Ancak Amalek'in nihai yıkımı, Bene-Yisrael'e çektirdiği acının cezası olmanın çok ötesindeydi. Amalek asıl dünyaya yaymış olduğu tavır yüzünden cezalandırılmıştır. Rabi Hutner kişinin hayata ve genel olarak karşılaştığı her şeye yönelik yaklaşımıyla ilgili iki görüş dile getirir. Yaklaşımlardan bir tanesi çevremizi saran her şeyde iyiyi aramaktır. Olumlu bir şey bulun ve onun üstüne temeller kurun. Ona güvenin ve onu insanın kişiliğine aşılayın. Diğer yaklaşım ise, insanların kutsal buldukları fikirlere ve kavramlara bakmak ve onları yıkmaya çalışmaktır.

İnşa etmek veya yıkmak. Övmek veya hakaret etmek. Kutsamak veya kutsiyete halel getirmek. Karar iki kişisel savaşla ilgilidir. Her şeyden önce, acaba bizler temel kurmaya mı, yoksa yıkmaya mı çalışan insanlarız? İkincisi, eğer bizler gerçekten önemli olan şeyleri desteklemeye çalışıyorsak, bunu nasıl başlatırız? Neyi kutsal tutacağız? Hangi konuda çaba harcayacağız? Bu çaba bizi nereye götürecek? İkinci soru hakkında düşünmeye başlamadan önce ilk soruya cevap bulmamız gerekir. İnsanlar gerçeği aradıkları, yeni fikirlere ve kavramlara açık oldukları zaman kişisel ve toplumsal gelişim başlar, ama insanlar alaycı olmayı hedefledikleri ve sürekli karşılarına çıkan gelişim fırsatlarını geri çevirdikleri zaman ahlaki ve ruhsal gelişimlerinde hiçbir zaman bir artış gözetlenemez. Rabi Hutner'a göre, bu görüş Amalek'in yaklaşımına yönelik suçlamanın daha derin boyutudur. Dünya önemli, özel bir şeyi fark etmeye henüz başlıyordu. Tanrı insanın görebilmesi ve O'nu kabul etmesi için doğayı ve tarihi alt üst etmişti. Bene-Yisrael Tanrı'nın yakınlığını görmüş bir milletti. Bu araştırılmaya değer bir unsurdu. Bir temel atma süreci dünyanın parmak ucundaydı. Ama bu olurken, Amalek tüm dünyaya "Burada özel hiçbir şey yok! Onları yok sayın! Onlara saldırın! Bu kadar rezil bir kavramı temsil eden bu insanları yok edin!" demekle meşguldü.

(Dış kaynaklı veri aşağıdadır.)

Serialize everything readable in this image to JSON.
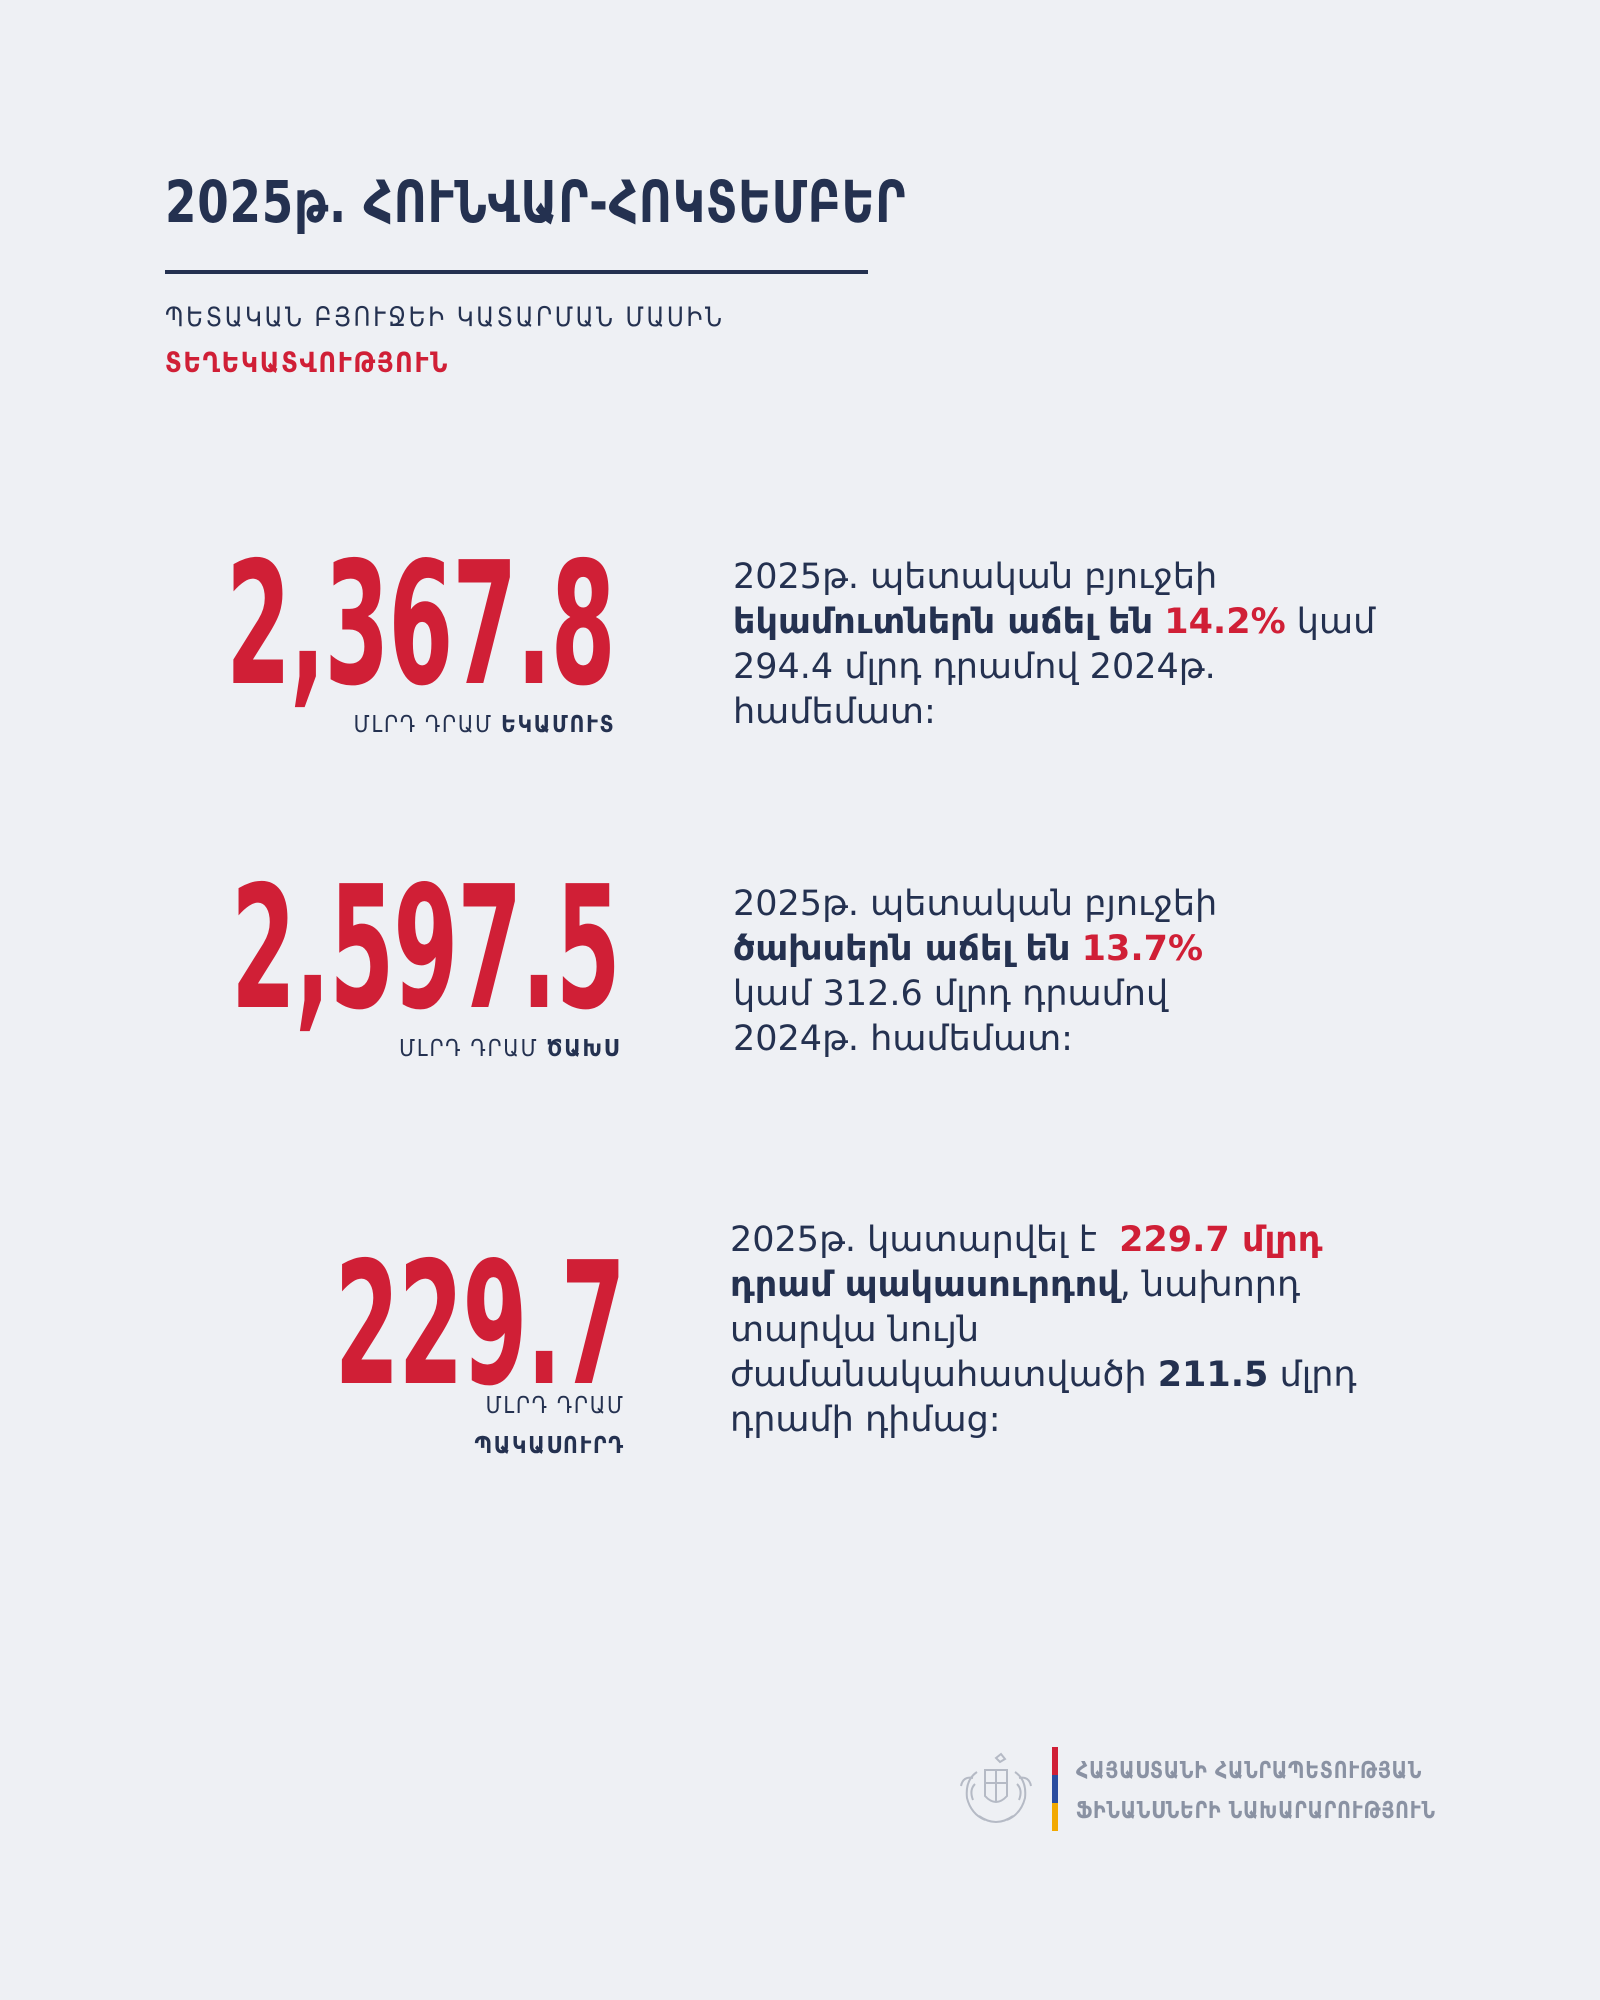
{
  "header": {
    "title": "2025թ. ՀՈՒՆՎԱՐ-ՀՈԿՏԵՄԲԵՐ",
    "subtitle": "ՊԵՏԱԿԱՆ ԲՅՈՒՋԵԻ ԿԱՏԱՐՄԱՆ ՄԱՍԻՆ",
    "subtitle_highlight": "ՏԵՂԵԿԱՏՎՈՒԹՅՈՒՆ"
  },
  "stats": [
    {
      "value": "2,367.8",
      "unit": "ՄԼՐԴ ԴՐԱՄ",
      "unit_bold": "ԵԿԱՄՈՒՏ",
      "desc": {
        "l1": "2025թ. պետական բյուջեի",
        "l2_bold": "եկամուտներն աճել են",
        "l2_red": "14.2%",
        "l2_tail": "կամ",
        "l3": "294.4 մլրդ դրամով 2024թ.",
        "l4": "համեմատ:"
      }
    },
    {
      "value": "2,597.5",
      "unit": "ՄԼՐԴ ԴՐԱՄ",
      "unit_bold": "ԾԱԽՍ",
      "desc": {
        "l1": "2025թ. պետական բյուջեի",
        "l2_bold": "ծախսերն աճել են",
        "l2_red": "13.7%",
        "l3": "կամ 312.6 մլրդ դրամով",
        "l4": "2024թ. համեմատ:"
      }
    },
    {
      "value": "229.7",
      "unit": "ՄԼՐԴ ԴՐԱՄ",
      "unit_bold": "ՊԱԿԱՍՈՒՐԴ",
      "desc": {
        "l1_pre": "2025թ. կատարվել է",
        "l1_red": "229.7 մլրդ",
        "l2_bold": "դրամ պակասուրդով",
        "l2_tail": ", նախորդ",
        "l3": "տարվա նույն",
        "l4_pre": "ժամանակահատվածի",
        "l4_bold": "211.5",
        "l4_tail": "մլրդ",
        "l5": "դրամի դիմաց:"
      }
    }
  ],
  "footer": {
    "line1": "ՀԱՅԱՍՏԱՆԻ ՀԱՆՐԱՊԵՏՈՒԹՅԱՆ",
    "line2": "ՖԻՆԱՆՍՆԵՐԻ ՆԱԽԱՐԱՐՈՒԹՅՈՒՆ"
  },
  "colors": {
    "navy": "#243150",
    "red": "#d01f36",
    "background": "#eef0f4",
    "flag": [
      "#d01f36",
      "#2a4da0",
      "#f2a900"
    ]
  }
}
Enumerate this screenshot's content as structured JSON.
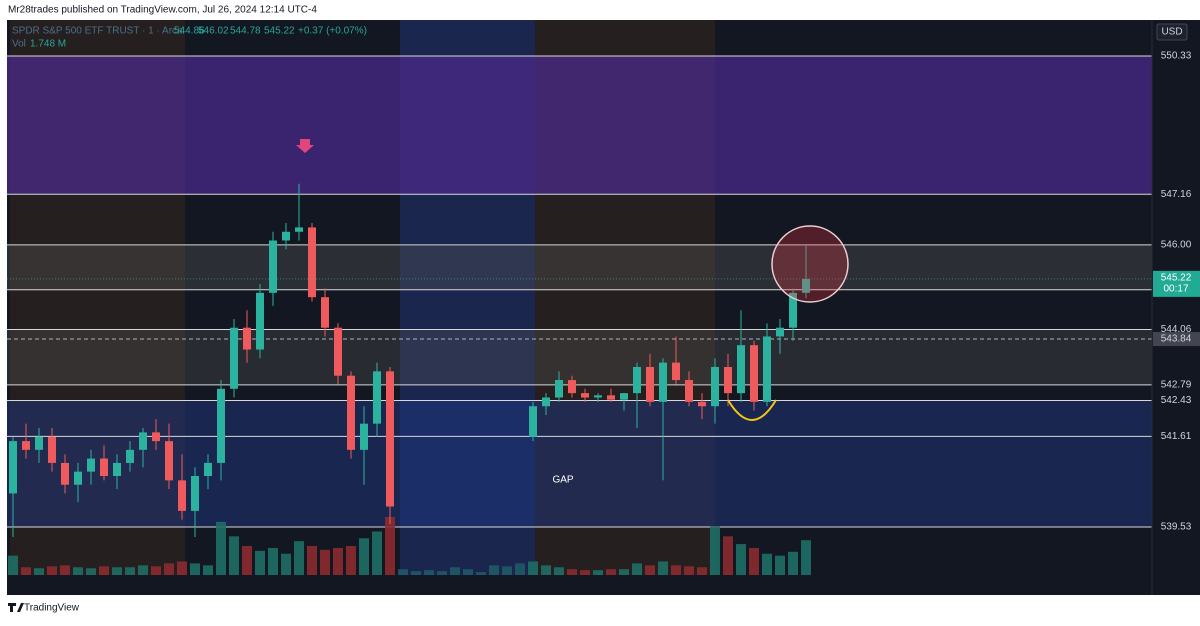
{
  "header": {
    "publisher": "Mr28trades published on TradingView.com, Jul 26, 2024 12:14 UTC-4"
  },
  "chart_data": {
    "type": "candlestick",
    "symbol": "SPDR S&P 500 ETF TRUST · 1 · Arca",
    "ohlc_values": [
      544.86,
      546.02,
      544.78,
      545.22
    ],
    "change": "+0.37 (+0.07%)",
    "volume_label": "Vol",
    "volume_total": "1.748 M",
    "currency": "USD",
    "open": [
      540.3,
      541.5,
      541.3,
      541.6,
      541.0,
      540.5,
      540.8,
      541.1,
      540.7,
      541.0,
      541.3,
      541.7,
      541.5,
      540.6,
      539.9,
      540.7,
      541.0,
      542.7,
      544.1,
      543.6,
      544.9,
      546.1,
      546.3,
      546.4,
      544.8,
      544.1,
      543.0,
      541.3,
      541.9,
      543.1,
      null,
      null,
      null,
      null,
      null,
      null,
      null,
      null,
      null,
      null,
      541.6,
      542.3,
      542.5,
      542.9,
      542.6,
      542.5,
      542.55,
      542.45,
      542.6,
      543.2,
      542.4,
      543.3,
      542.9,
      542.4,
      542.3,
      543.2,
      542.6,
      543.7,
      542.4,
      543.9,
      544.1,
      544.9
    ],
    "high": [
      541.6,
      541.9,
      541.8,
      541.8,
      541.2,
      541.0,
      541.3,
      541.4,
      541.2,
      541.5,
      541.8,
      542.0,
      541.9,
      541.2,
      540.9,
      541.2,
      542.9,
      544.3,
      544.5,
      545.1,
      546.3,
      546.5,
      547.4,
      546.5,
      545.0,
      544.2,
      543.1,
      542.3,
      543.3,
      543.2,
      null,
      null,
      null,
      null,
      null,
      null,
      null,
      null,
      null,
      null,
      542.4,
      542.6,
      543.1,
      543.0,
      542.7,
      542.6,
      542.7,
      542.6,
      543.3,
      543.5,
      543.4,
      543.9,
      543.1,
      542.6,
      543.4,
      543.5,
      544.5,
      543.8,
      544.2,
      544.3,
      545.0,
      546.0
    ],
    "low": [
      539.3,
      541.1,
      541.0,
      540.8,
      540.3,
      540.1,
      540.5,
      540.6,
      540.4,
      540.8,
      540.9,
      541.3,
      540.4,
      539.7,
      539.3,
      540.4,
      540.6,
      542.5,
      543.3,
      543.4,
      544.6,
      545.9,
      546.1,
      544.7,
      543.9,
      542.8,
      541.1,
      540.5,
      541.6,
      539.6,
      null,
      null,
      null,
      null,
      null,
      null,
      null,
      null,
      null,
      null,
      541.5,
      542.1,
      542.4,
      542.5,
      542.4,
      542.4,
      542.4,
      542.2,
      541.8,
      542.3,
      540.6,
      542.8,
      542.3,
      542.0,
      541.9,
      542.3,
      542.4,
      542.2,
      542.3,
      543.5,
      543.8,
      544.78
    ],
    "close": [
      541.5,
      541.3,
      541.6,
      541.0,
      540.5,
      540.8,
      541.1,
      540.7,
      541.0,
      541.3,
      541.7,
      541.5,
      540.6,
      539.9,
      540.7,
      541.0,
      542.7,
      544.1,
      543.6,
      544.9,
      546.1,
      546.3,
      546.4,
      544.8,
      544.1,
      543.0,
      541.3,
      541.9,
      543.1,
      540.0,
      null,
      null,
      null,
      null,
      null,
      null,
      null,
      null,
      null,
      null,
      542.3,
      542.5,
      542.9,
      542.6,
      542.5,
      542.55,
      542.45,
      542.6,
      543.2,
      542.4,
      543.3,
      542.9,
      542.4,
      542.3,
      543.2,
      542.6,
      543.7,
      542.4,
      543.9,
      544.1,
      544.9,
      545.22
    ],
    "volume": [
      20,
      8,
      7,
      9,
      10,
      8,
      7,
      9,
      8,
      8,
      10,
      9,
      12,
      14,
      12,
      10,
      55,
      40,
      30,
      25,
      28,
      22,
      35,
      30,
      26,
      28,
      30,
      38,
      45,
      60,
      6,
      4,
      5,
      4,
      8,
      6,
      3,
      10,
      9,
      12,
      14,
      10,
      8,
      6,
      5,
      5,
      6,
      6,
      12,
      10,
      14,
      10,
      9,
      8,
      50,
      40,
      32,
      28,
      22,
      20,
      24,
      36
    ],
    "ylim": [
      538.43,
      551.11
    ],
    "levels": [
      550.33,
      547.16,
      {
        "value": 546.0,
        "label": "546.00"
      },
      544.97,
      544.06,
      542.79,
      542.43,
      541.61,
      539.53
    ],
    "last_price": {
      "value": 545.22,
      "countdown": "00:17"
    },
    "dashed_level": 543.84,
    "annotation": "GAP",
    "up_color": "#2bb3a0",
    "down_color": "#ef5a5c"
  },
  "footer": {
    "brand": "TradingView"
  }
}
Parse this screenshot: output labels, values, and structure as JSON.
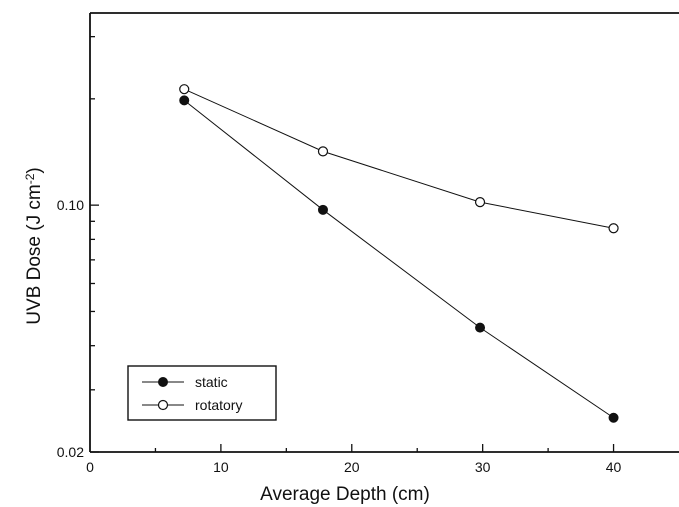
{
  "chart_data": {
    "type": "line",
    "xlabel": "Average Depth (cm)",
    "ylabel": "UVB Dose (J cm-2)",
    "ylabel_parts": {
      "main": "UVB Dose (J cm",
      "superscript": "-2",
      "close": ")"
    },
    "x_scale": "linear",
    "y_scale": "log",
    "xlim": [
      0,
      45
    ],
    "ylim": [
      0.02,
      0.35
    ],
    "x_ticks": [
      0,
      10,
      20,
      30,
      40
    ],
    "x_tick_labels": [
      "0",
      "10",
      "20",
      "30",
      "40"
    ],
    "y_ticks": [
      0.02,
      0.1
    ],
    "y_tick_labels": [
      "0.02",
      "0.10"
    ],
    "grid": false,
    "legend_position": "bottom-left",
    "series": [
      {
        "name": "static",
        "marker": "filled-circle",
        "color": "#111111",
        "x": [
          7.2,
          17.8,
          29.8,
          40.0
        ],
        "values": [
          0.198,
          0.097,
          0.045,
          0.025
        ]
      },
      {
        "name": "rotatory",
        "marker": "open-circle",
        "color": "#111111",
        "x": [
          7.2,
          17.8,
          29.8,
          40.0
        ],
        "values": [
          0.213,
          0.142,
          0.102,
          0.086
        ]
      }
    ]
  }
}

Bu tavır sonunda Amalek'in de yok olmasına yol açmıştır. Nihayet dünya Tanrı'nın iradesini kabul etmeyi başardığında, Amalek hâlâ aynı nakaratla bir kenarda oturmaya devam edecektir: "Bunu da inkâr et; burada senin zaman harcamana değecek hiçbir şey yok." Amalek yenilecektir, ama değişmeyecektir. Bene-Yisrael'e ilk saldıran millet olma gerçeği, onların yok oluşlarının nedeni olacaktır.

İKİLEM

Bu kısımda bazı ikilemler ve sorular sunacağız. Bunları Şabat masasında ailece tartışma konusunun bir parçası yapabilirsiniz. Peraşa broşürünün sonunda bu soruya Yahudilik'in bakış açısıyla verilebilecek bir cevabı bulabilirsiniz.

 

Bir sinagoga düzenli olarak dua etmeye gelenler bir yer, mitsva veya aliya [=peraşadan bir kısım] satın alarak destek olmaya çalışırlar. Sadece ara sıra dua etmeye gelen birisi için ne söylenebilir? Böyle biri de sinagoga parasal yardımda bulunmalı mıdır?

 

MİŞNE TORA

[Rambam'ın Sözlü Tora'nın tüm konularını kapsayan devasa kanun kodeksi Mişne Tora'nın çok kısa bir özeti. Hazırlayan: Rabi Dr. Azriel Rosenfeld]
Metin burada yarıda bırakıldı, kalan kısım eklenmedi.